# Button on the side of the door.



## pcbootleger (Jul 16, 2006)

I work valet and today an Audi A6 came in. I'm pretty sure it was the C5 body style. When I was standing next to the drivers door, I noticed a button on the side of the door. What is that? It looked like the car was slanted on a hill or something like that. I was going to ask the owner but he was in a hurry.


----------



## monkeytronic (Oct 5, 2009)

*FV-QR*

If you are referring to the button(s) in the driver side door jamb area at the base of the B-pillar on a C5 A6 those are usually the buttons for the trunk lid release (side profile of the car with its trunk popped about halfway) and the factory alarm ultrasonic sensor defeat switch (another side profile of the car with radio waves emanating downwards from the roof).
It goes without saying that the buttons/switches in the driver door panel are the usual complement of window switches, a door lock switch and the seat memory switches. Also, the door jamb switches are mounted where they are to prevent their operation with the door closed and locked.


----------



## Johann2.7t (Feb 5, 2010)

sorry for the hi jack but where can you get the alarm switch on the door jam, my car came without one.


----------



## Snowhere (Jul 27, 2007)

*Re: (Johann2.7t)*

If it does not have the switch, my guess would be it does not have an interior motion sensor. The door switch will only turn off the interior sensor for those that may leave a pet in the car. I found out about it when I left my son in our car at the ski area parking lot.

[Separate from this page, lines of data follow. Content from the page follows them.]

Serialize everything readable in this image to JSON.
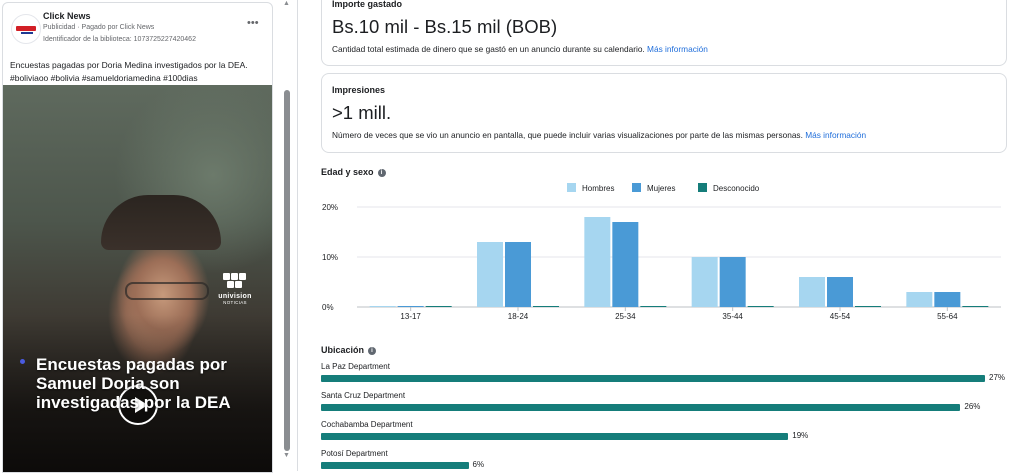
{
  "ad": {
    "page_name": "Click News",
    "sponsored": "Publicidad · Pagado por Click News",
    "library_id": "Identificador de la biblioteca: 1073725227420462",
    "more_label": "•••",
    "text_line1": "Encuestas pagadas por Doria Medina investigados por la DEA.",
    "text_line2": "#boliviaoo #bolivia #samueldoriamedina #100dias",
    "video": {
      "brand_name": "univision",
      "brand_sub": "NOTICIAS",
      "headline": "Encuestas pagadas por Samuel Doria son investigadas por la DEA"
    }
  },
  "scrollbar": {
    "up_icon": "▲",
    "down_icon": "▼"
  },
  "amount": {
    "title": "Importe gastado",
    "value": "Bs.10 mil - Bs.15 mil (BOB)",
    "description": "Cantidad total estimada de dinero que se gastó en un anuncio durante su calendario.",
    "link": "Más información"
  },
  "impressions": {
    "title": "Impresiones",
    "value": ">1 mill.",
    "description": "Número de veces que se vio un anuncio en pantalla, que puede incluir varias visualizaciones por parte de las mismas personas.",
    "link": "Más información"
  },
  "age_gender": {
    "title": "Edad y sexo",
    "info_icon": "i"
  },
  "chart_data": {
    "type": "bar",
    "title": "Edad y sexo",
    "categories": [
      "13-17",
      "18-24",
      "25-34",
      "35-44",
      "45-54",
      "55-64"
    ],
    "series": [
      {
        "name": "Hombres",
        "color": "#a6d6f0",
        "values": [
          0.1,
          13,
          18,
          10,
          6,
          3
        ]
      },
      {
        "name": "Mujeres",
        "color": "#4a9ad6",
        "values": [
          0.1,
          13,
          17,
          10,
          6,
          3
        ]
      },
      {
        "name": "Desconocido",
        "color": "#157d7a",
        "values": [
          0.1,
          0.1,
          0.1,
          0.1,
          0.1,
          0.1
        ]
      }
    ],
    "ylim": [
      0,
      20
    ],
    "yticks": [
      "0%",
      "10%",
      "20%"
    ],
    "ytick_values": [
      0,
      10,
      20
    ],
    "grid": true,
    "legend": "top-center"
  },
  "location": {
    "title": "Ubicación",
    "info_icon": "i",
    "items": [
      {
        "name": "La Paz Department",
        "percent": 27,
        "label": "27%"
      },
      {
        "name": "Santa Cruz Department",
        "percent": 26,
        "label": "26%"
      },
      {
        "name": "Cochabamba Department",
        "percent": 19,
        "label": "19%"
      },
      {
        "name": "Potosí Department",
        "percent": 6,
        "label": "6%"
      }
    ]
  }
}
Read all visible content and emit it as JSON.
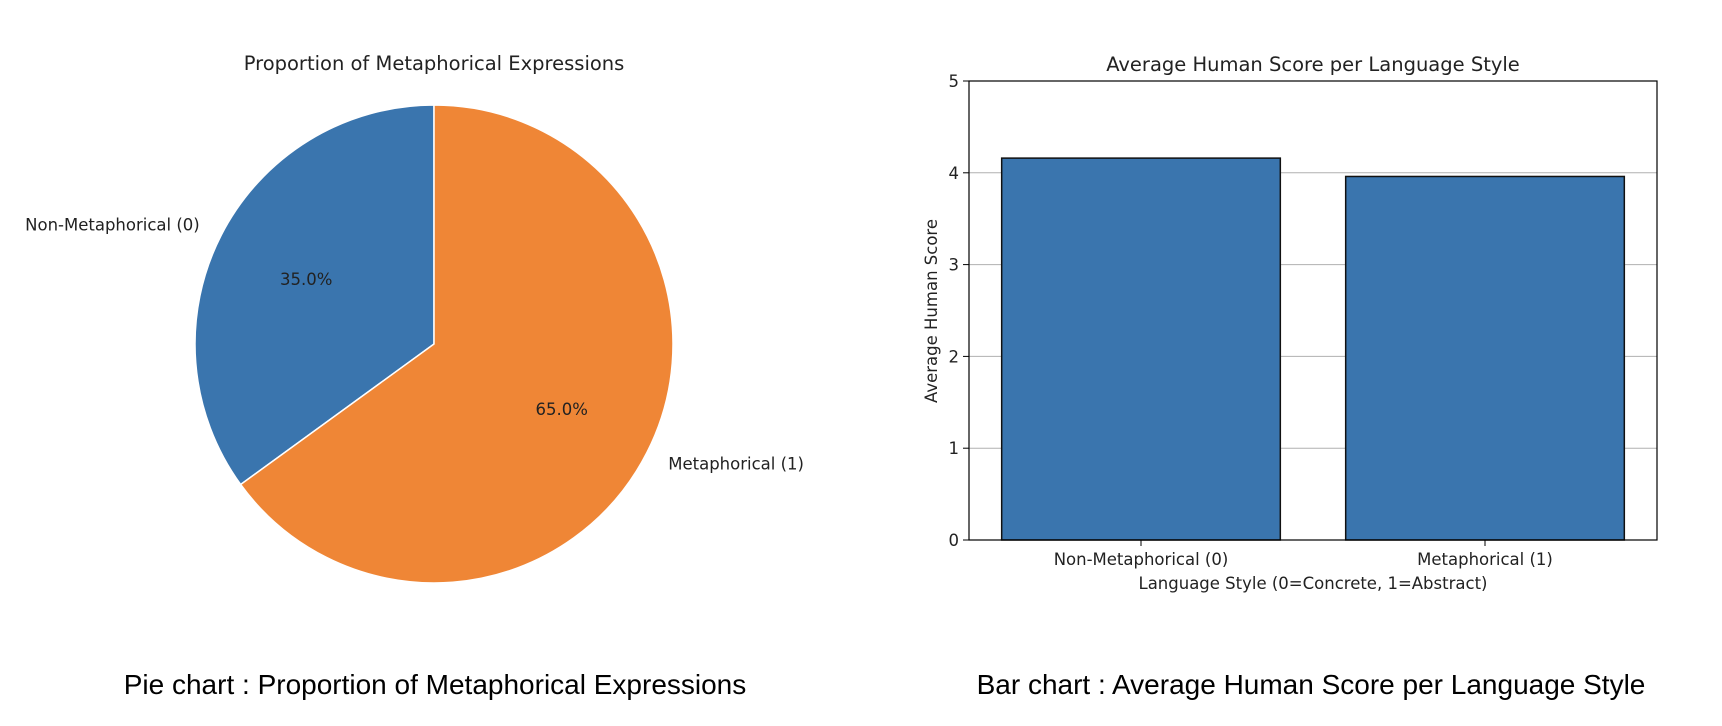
{
  "chart_data": [
    {
      "type": "pie",
      "title": "Proportion of Metaphorical Expressions",
      "labels": [
        "Non-Metaphorical (0)",
        "Metaphorical (1)"
      ],
      "values": [
        35.0,
        65.0
      ],
      "pct_labels": [
        "35.0%",
        "65.0%"
      ],
      "colors": [
        "#3a75ae",
        "#ef8636"
      ]
    },
    {
      "type": "bar",
      "title": "Average Human Score per Language Style",
      "categories": [
        "Non-Metaphorical (0)",
        "Metaphorical (1)"
      ],
      "values": [
        4.16,
        3.96
      ],
      "xlabel": "Language Style (0=Concrete, 1=Abstract)",
      "ylabel": "Average Human Score",
      "ylim": [
        0,
        5
      ],
      "yticks": [
        "0",
        "1",
        "2",
        "3",
        "4",
        "5"
      ],
      "grid": "y",
      "color": "#3a75ae"
    }
  ],
  "captions": {
    "pie": "Pie chart : Proportion of Metaphorical Expressions",
    "bar": "Bar chart : Average Human Score per Language Style"
  }
}
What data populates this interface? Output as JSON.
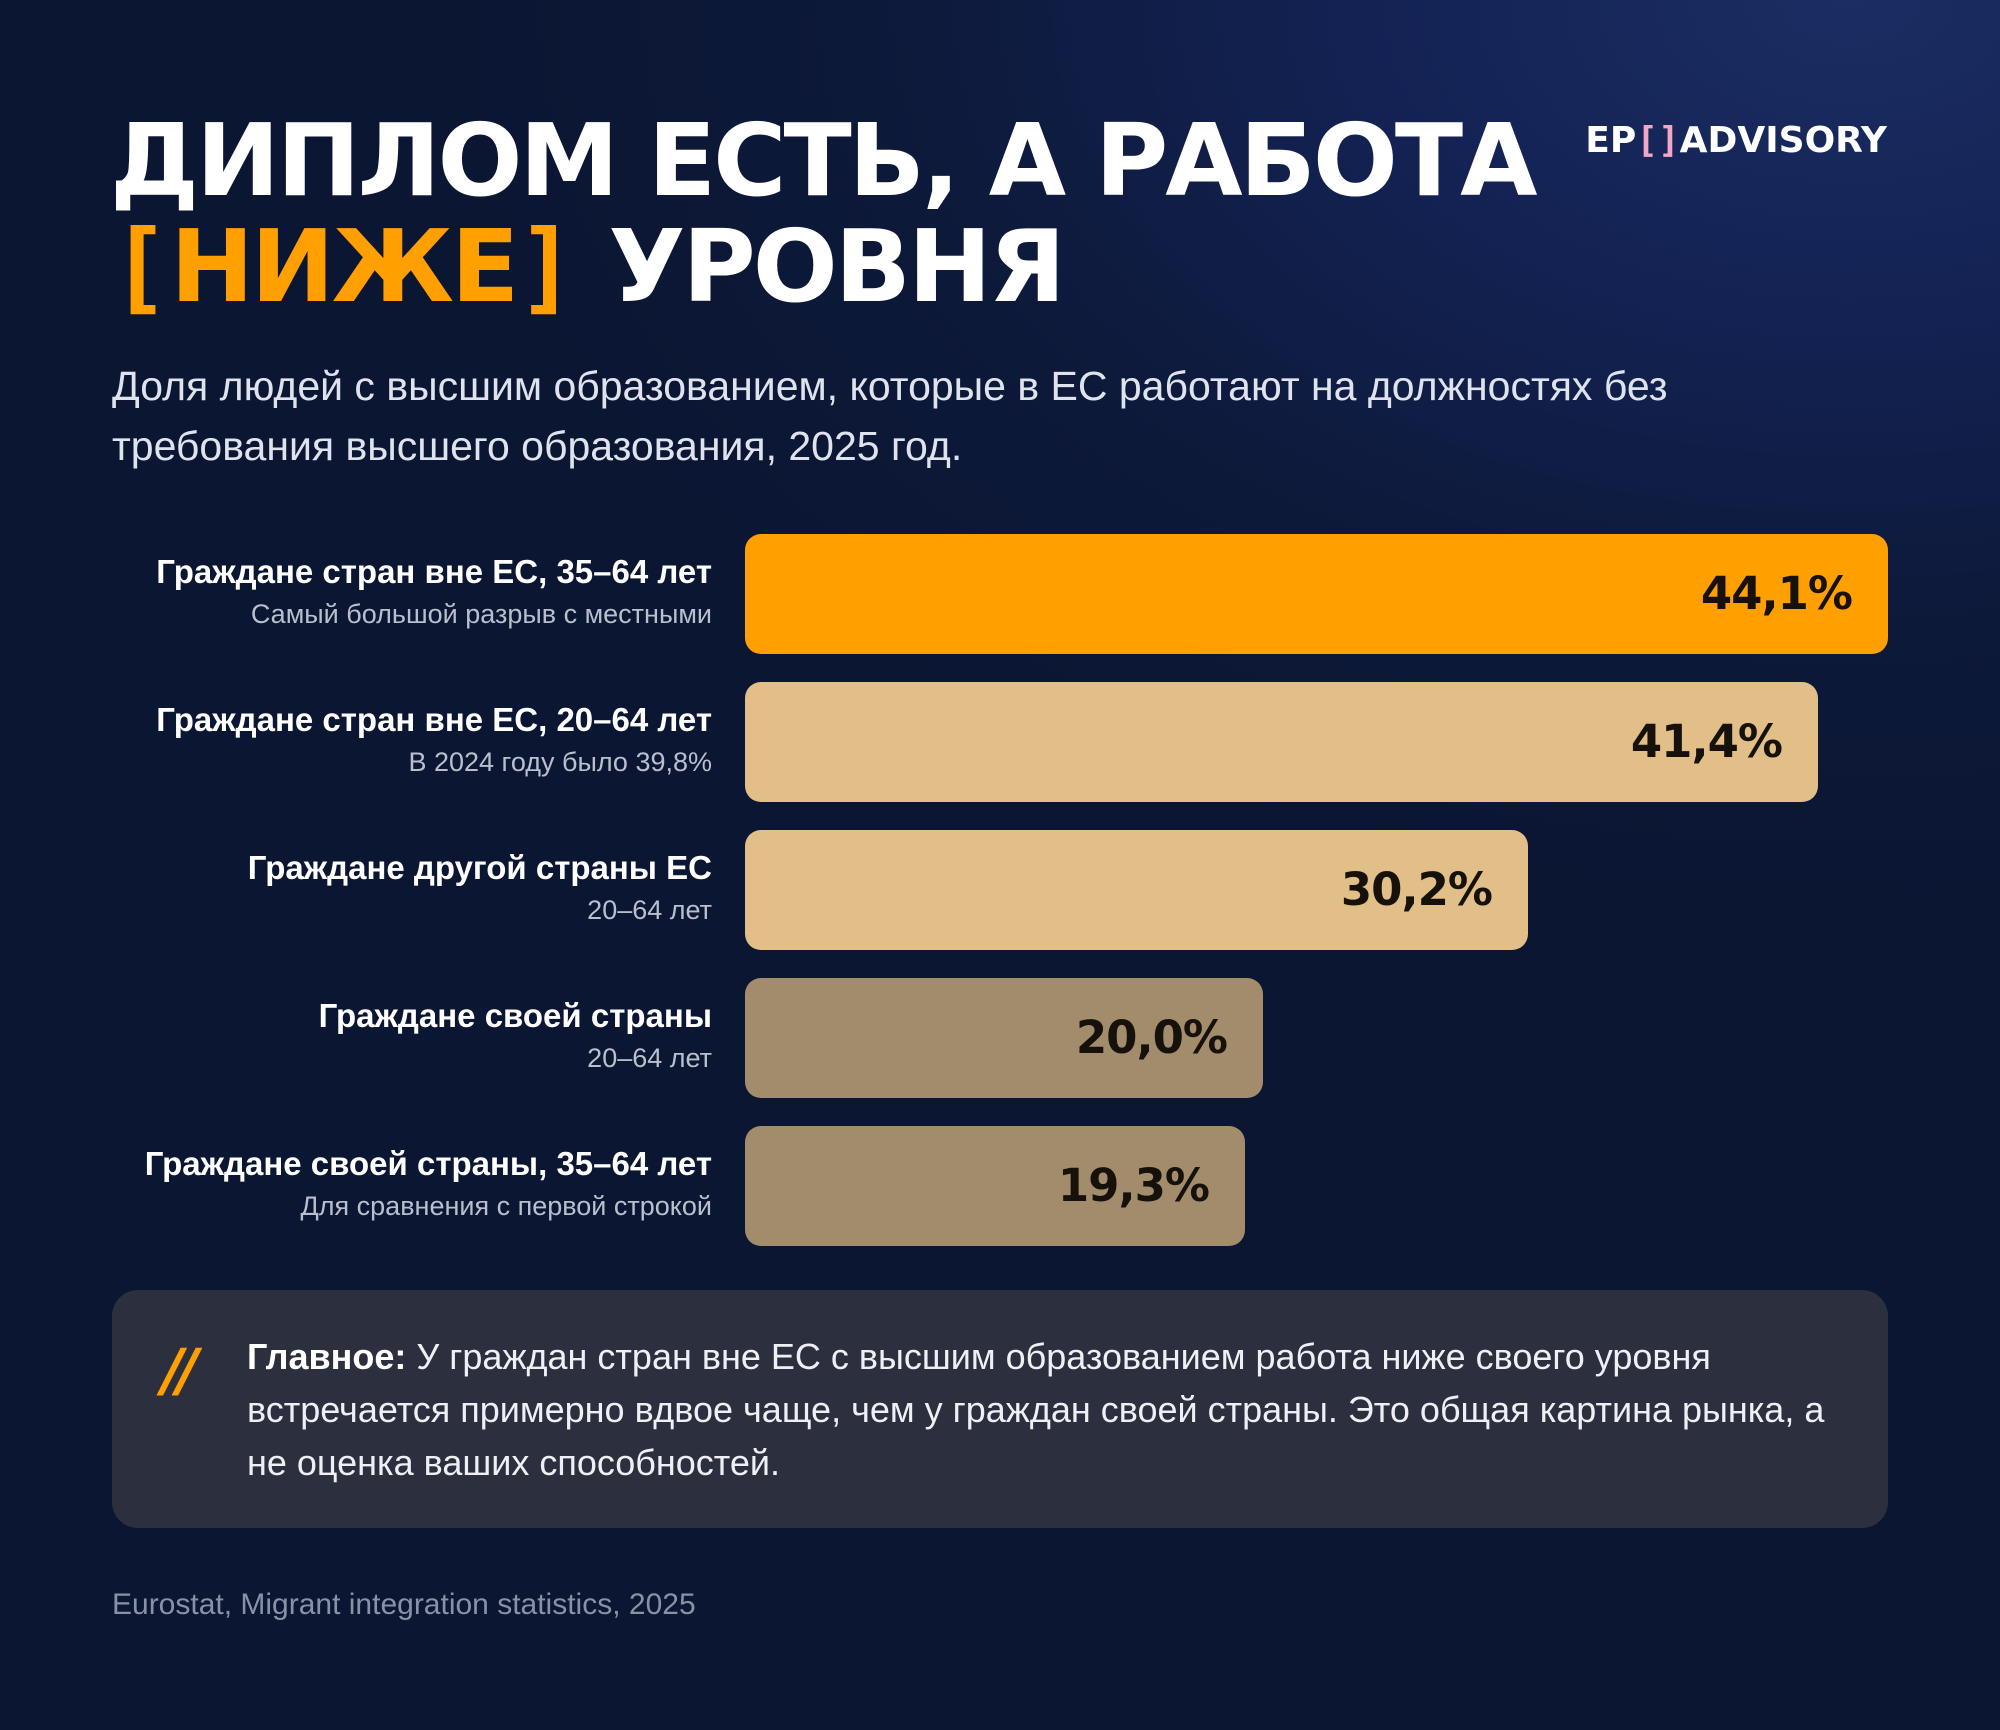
{
  "header": {
    "title_line1": "ДИПЛОМ ЕСТЬ, А РАБОТА",
    "title_bracket_open": "[",
    "title_accent": "НИЖЕ",
    "title_bracket_close": "]",
    "title_rest": "УРОВНЯ",
    "logo_left": "EP",
    "logo_bracket_open": "[",
    "logo_bracket_close": "]",
    "logo_right": "ADVISORY",
    "subtitle": "Доля людей с высшим образованием, которые в ЕС работают на должностях без требования высшего образования, 2025 год."
  },
  "chart_data": {
    "type": "bar",
    "orientation": "horizontal",
    "title": "ДИПЛОМ ЕСТЬ, А [НИЖЕ] УРОВНЯ",
    "subtitle": "Доля людей с высшим образованием, которые в ЕС работают на должностях без требования высшего образования, 2025 год.",
    "xlabel": "",
    "ylabel": "",
    "xlim": [
      0,
      44.1
    ],
    "grid": false,
    "categories": [
      "Граждане стран вне ЕС, 35–64 лет",
      "Граждане стран вне ЕС, 20–64 лет",
      "Граждане другой страны ЕС",
      "Граждане своей страны",
      "Граждане своей страны, 35–64 лет"
    ],
    "notes": [
      "Самый большой разрыв с местными",
      "В 2024 году было 39,8%",
      "20–64 лет",
      "20–64 лет",
      "Для сравнения с первой строкой"
    ],
    "values": [
      44.1,
      41.4,
      30.2,
      20.0,
      19.3
    ],
    "value_labels": [
      "44,1%",
      "41,4%",
      "30,2%",
      "20,0%",
      "19,3%"
    ],
    "colors": [
      "#ffa000",
      "#e2be88",
      "#e2be88",
      "#a38c6c",
      "#a38c6c"
    ]
  },
  "callout": {
    "icon": "double-slash-icon",
    "icon_glyph": "//",
    "lead": "Главное:",
    "text": " У граждан стран вне ЕС с высшим образованием работа ниже своего уровня встречается примерно вдвое чаще, чем у граждан своей страны. Это общая картина рынка, а не оценка ваших способностей."
  },
  "source": "Eurostat, Migrant integration statistics, 2025"
}
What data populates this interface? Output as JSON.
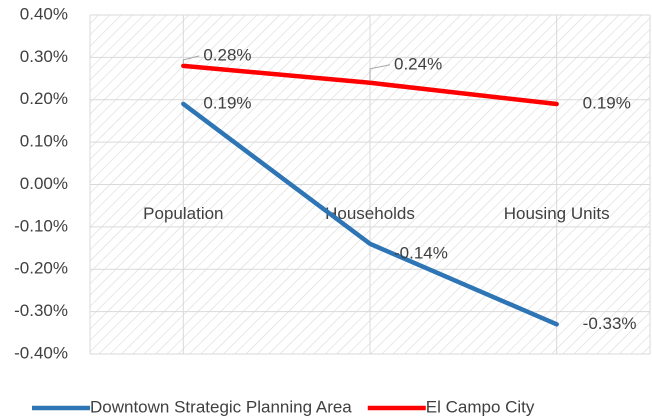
{
  "chart_data": {
    "type": "line",
    "categories": [
      "Population",
      "Households",
      "Housing Units"
    ],
    "series": [
      {
        "name": "Downtown Strategic Planning Area",
        "color": "#2e75b6",
        "values": [
          0.19,
          -0.14,
          -0.33
        ],
        "value_labels": [
          "0.19%",
          "-0.14%",
          "-0.33%"
        ]
      },
      {
        "name": "El Campo City",
        "color": "#ff0000",
        "values": [
          0.28,
          0.24,
          0.19
        ],
        "value_labels": [
          "0.28%",
          "0.24%",
          "0.19%"
        ]
      }
    ],
    "ylim": [
      -0.4,
      0.4
    ],
    "yticks": [
      {
        "value": -0.4,
        "label": "-0.40%"
      },
      {
        "value": -0.3,
        "label": "-0.30%"
      },
      {
        "value": -0.2,
        "label": "-0.20%"
      },
      {
        "value": -0.1,
        "label": "-0.10%"
      },
      {
        "value": 0,
        "label": "0.00%"
      },
      {
        "value": 0.1,
        "label": "0.10%"
      },
      {
        "value": 0.2,
        "label": "0.20%"
      },
      {
        "value": 0.3,
        "label": "0.30%"
      },
      {
        "value": 0.4,
        "label": "0.40%"
      }
    ],
    "grid": true,
    "legend": "bottom"
  }
}
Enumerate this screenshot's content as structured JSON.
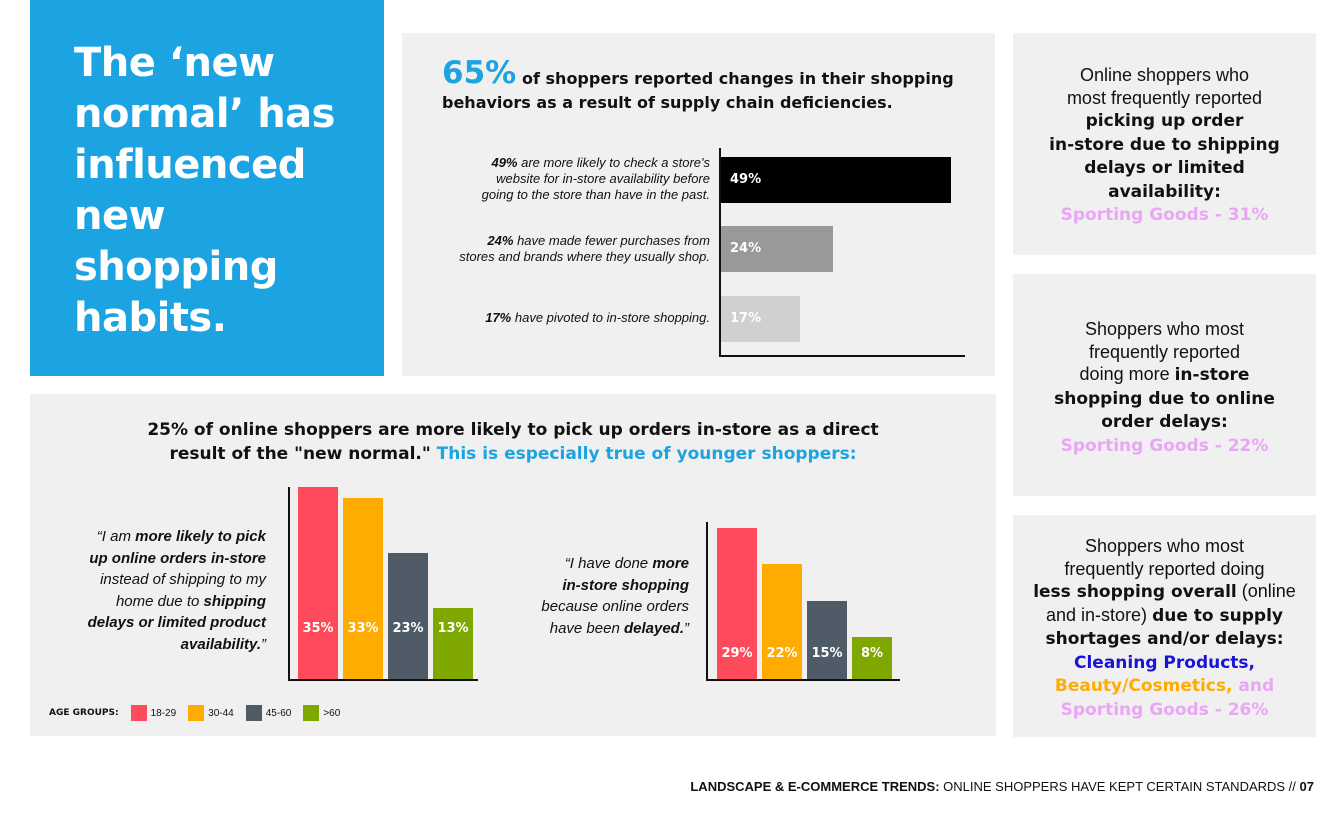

I was running my wife and baby daughter up to the lodge and left my son to start getting his boots on for the 3 minutes it was going to take to get the wife situated. When I got back, my car was beeping and my son looked very sheepish!


----------



## Rocco_crossing (Dec 19, 2002)

*Re: (Snowhere)*

Awesome, I just figured out what that other switch is. Unfortunately both of those switches are broke on mine. For now...


----------